The search application has indexing, query preparation and result presentation components. The indexing component uses XML documents specially prepared by the content management system (CMS). The form of the XML documents is general and easily created by the CMS. For each book there is an XML document that give a book perspective, a chapter perspective, a page perspective, and a bibliography perspective to the book's content. Having these multiple perspectives allows the query preparation to transform the site's user's general query into a set of specialized queries for each perspective. The results of the specialized queries are merged into presentations by relevance score, author, title and publication date.
OSO has been in production for several years now and is still considered a reference for best practices for university publishers.
Figure 1 shows the "advanced search" form. This form allows the site's user to precisely direct search queries to book attributes. The customer recommended that we address the searching needs of university librarians more than the students and faculty they are helping. A more general user query form would be similar to a, now common, single input field.
Figure 2 shows the results of searching for book titles containing "Mary" sorted by relevance score. (This query is too simple for relevance score to have any bearing.)
Figure 3 shows the results of searching for book titles containing "Mary" sorted by title. This figure also shows how adding more context to the result, in this case the book's abstract, aids the user's understanding of the results.
What is remarkable about search applications is that when they work for the user they seem effortless. The user enters the query -- a few terms is often all you should expect -- and the relevant results appear at or near the top of the results list. And the user is done. Achieving this effortlessness requires much from the data and a customer engaged in tuning the query preparation. The efforts and costs of a good search are returned many fold, however, in additional sales, reduced support costs and returning users.
Figure 4: Wordpress search plugin showing a simple query and the insertion of a Harvard style citation and an opt cite citation.
Crossref's mandate is to connect users to primary research content. One of their mostly widely known products is their DOI service. A DOI is a unique identifier given to each journal article by the journal's publisher. Crossref provides a resolution service that maps each DOI to the URL of the online article. Crossref has over 32 million of these DOIs. They also have the full meta-data about each DOI. That is, they have the title, author(s), journal, volume, issue, date, etc.

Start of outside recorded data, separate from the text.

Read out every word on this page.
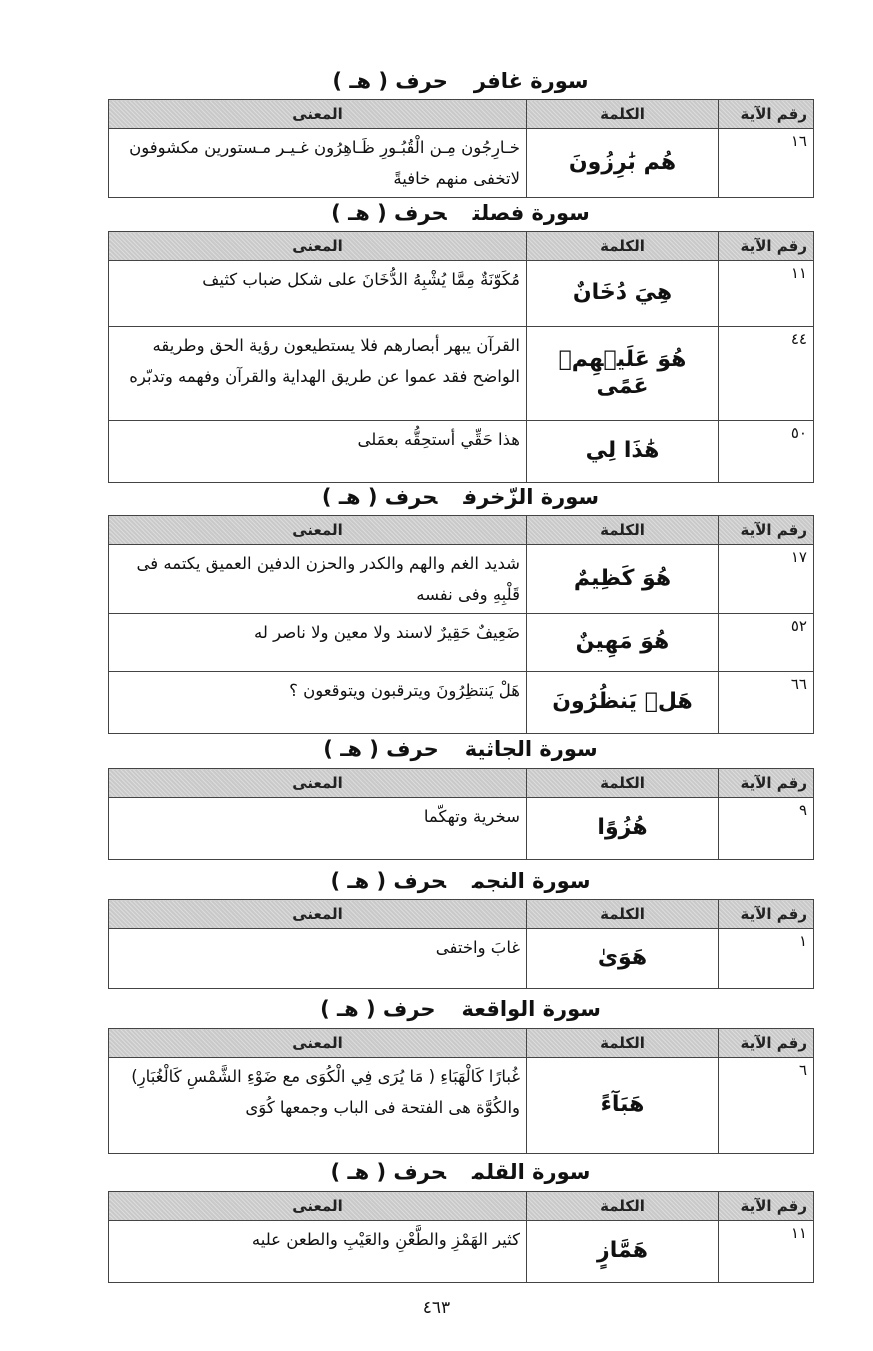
سورة غافرحرف ( هـ )
رقم الآية	الكلمة	المعنى
١٦	هُم بَٰرِزُونَ	خـارِجُون مِـن الْقُبُـورِ ظَـاهِرُون غـيـر مـستورين مكشوفون لاتخفى منهم خافيةً
سورة فصلتحرف ( هـ )
رقم الآية	الكلمة	المعنى
١١	هِيَ دُخَانٌ	مُكَوّنَةٌ مِمَّا يُشْبِهُ الدُّخَانَ على شكل ضباب كثيف
٤٤	هُوَ عَلَيۡهِمۡ عَمًى	القرآن يبهر أبصارهم فلا يستطيعون رؤية الحق وطريقه الواضح فقد عموا عن طريق الهداية والقرآن وفهمه وتدبّره
٥٠	هَٰذَا لِي	هذا حَقِّي أستحِقُّه بعمَلى
سورة الزّخرفحرف ( هـ )
رقم الآية	الكلمة	المعنى
١٧	هُوَ كَظِيمٌ	شديد الغم والهم والكدر والحزن الدفين العميق يكتمه فى قَلْبِهِ وفى نفسه
٥٢	هُوَ مَهِينٌ	ضَعِيفٌ حَقِيرٌ لاسند ولا معين ولا ناصر له
٦٦	هَلۡ يَنظُرُونَ	هَلْ يَنتظِرُونَ ويترقبون ويتوقعون ؟
سورة الجاثيةحرف ( هـ )
رقم الآية	الكلمة	المعنى
٩	هُزُوًا	سخرية وتهكّما
سورة النجمحرف ( هـ )
رقم الآية	الكلمة	المعنى
١	هَوَىٰ	غابَ واختفى
سورة الواقعةحرف ( هـ )
رقم الآية	الكلمة	المعنى
٦	هَبَآءً	غُبارًا كَالْهَبَاءِ ( مَا يُرَى فِي الْكُوَى مع ضَوْءِ الشَّمْسِ كَالْغُبَارِ) والكُوَّة هى الفتحة فى الباب وجمعها كُوَى
سورة القلمحرف ( هـ )
رقم الآية	الكلمة	المعنى
١١	هَمَّازٍ	كثير الهَمْزِ والطَّعْنِ والعَيْبِ والطعن عليه
٤٦٣
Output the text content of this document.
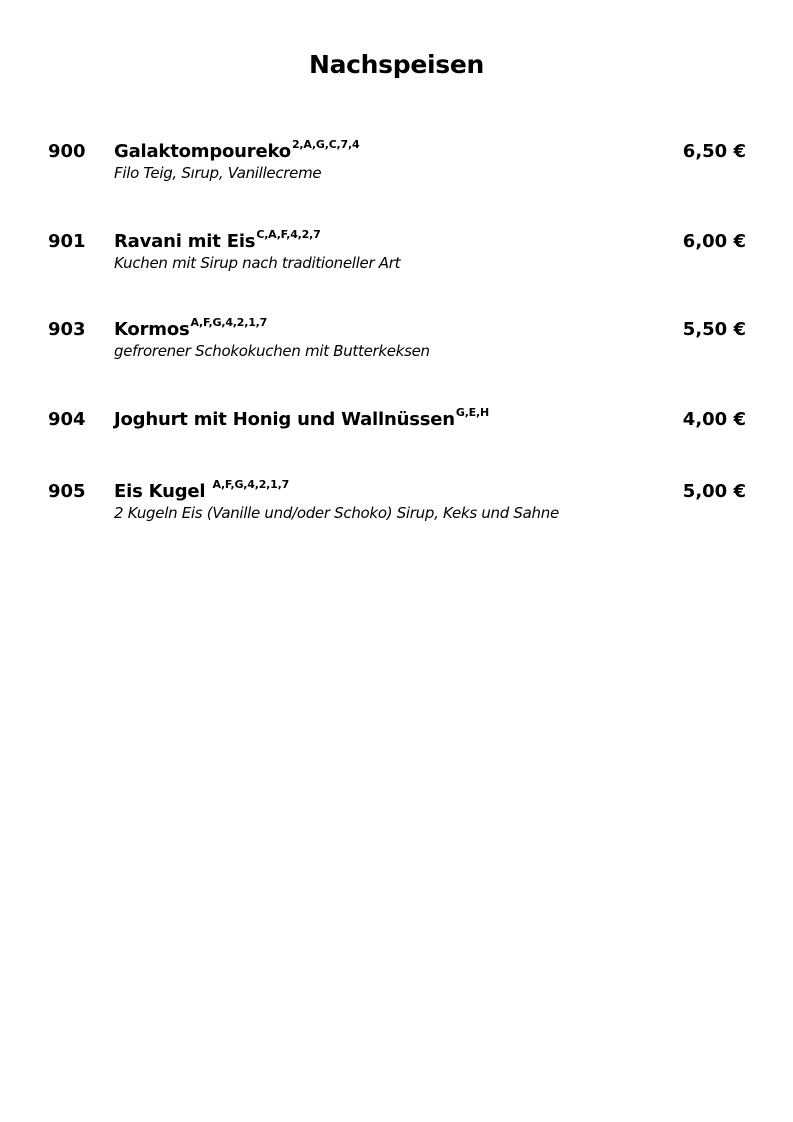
Nachspeisen
900 Galaktompoureko$^{2,A,G,C,7,4}$
Filo Teig, Sırup, Vanillecreme
6,50 €
901 Ravani mit Eis$^{C,A,F,4,2,7}$
Kuchen mit Sirup nach traditioneller Art
6,00 €
903 Kormos$^{A,F,G,4,2,1,7}$
gefrorener Schokokuchen mit Butterkeksen
5,50 €
904 Joghurt mit Honig und Wallnüssen$^{G,E,H}$	4,00 €
905 Eis Kugel $^{A,F,G,4,2,1,7}$
2 Kugeln Eis (Vanille und/oder Schoko) Sirup, Keks und Sahne
5,00 €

As part of their strategic initiatives then wanted to use this meta-data to better support scientific publishing. The support consisted of a blogging tool that would enable the blog's author to look up an article using a full or partial citation and, once found, insert a formatted citation with a link to the DOI resolution service. We implemented a specialized search back-end to index the 32 million DIO records and plugins for Wordpress and Movabletype for searching and formatting found references.
My Mesa/Vista was a web portal into the rich content of the Mesa/Vista engineered products collaboration tool. My Mesa/Vista portals were innovative at inception. They allowed for the inclusion of other HTML pages and RSS feeds; allowed the user to have multiple portals where each portal best reflected the user's information needs by responsibility -- team-lead sometimes and chief-coder others -- or time of day -- early morning review of the previous day's results and then today's issues afterwards.
We architected the interface and built the interface and supporting back-end.
MAPA is a web map. The most visible component of MAPA is the map itself, an isometric projection of the site(s). The less visible components included a web spider and an administrative web application for editing the automatically created map. MAPA was initial implemented for IBM who, at that time, needed to review and control the branding of its ever growing set of publicly accessible web properties. MAPA was designed to be able to clearly show the multi-million page constellation of IBM's web sites. To do so, it used progressive disclosure to only show a significant portion of the site at a time.
We implemented the map Java applet, web spider, and administrative web application.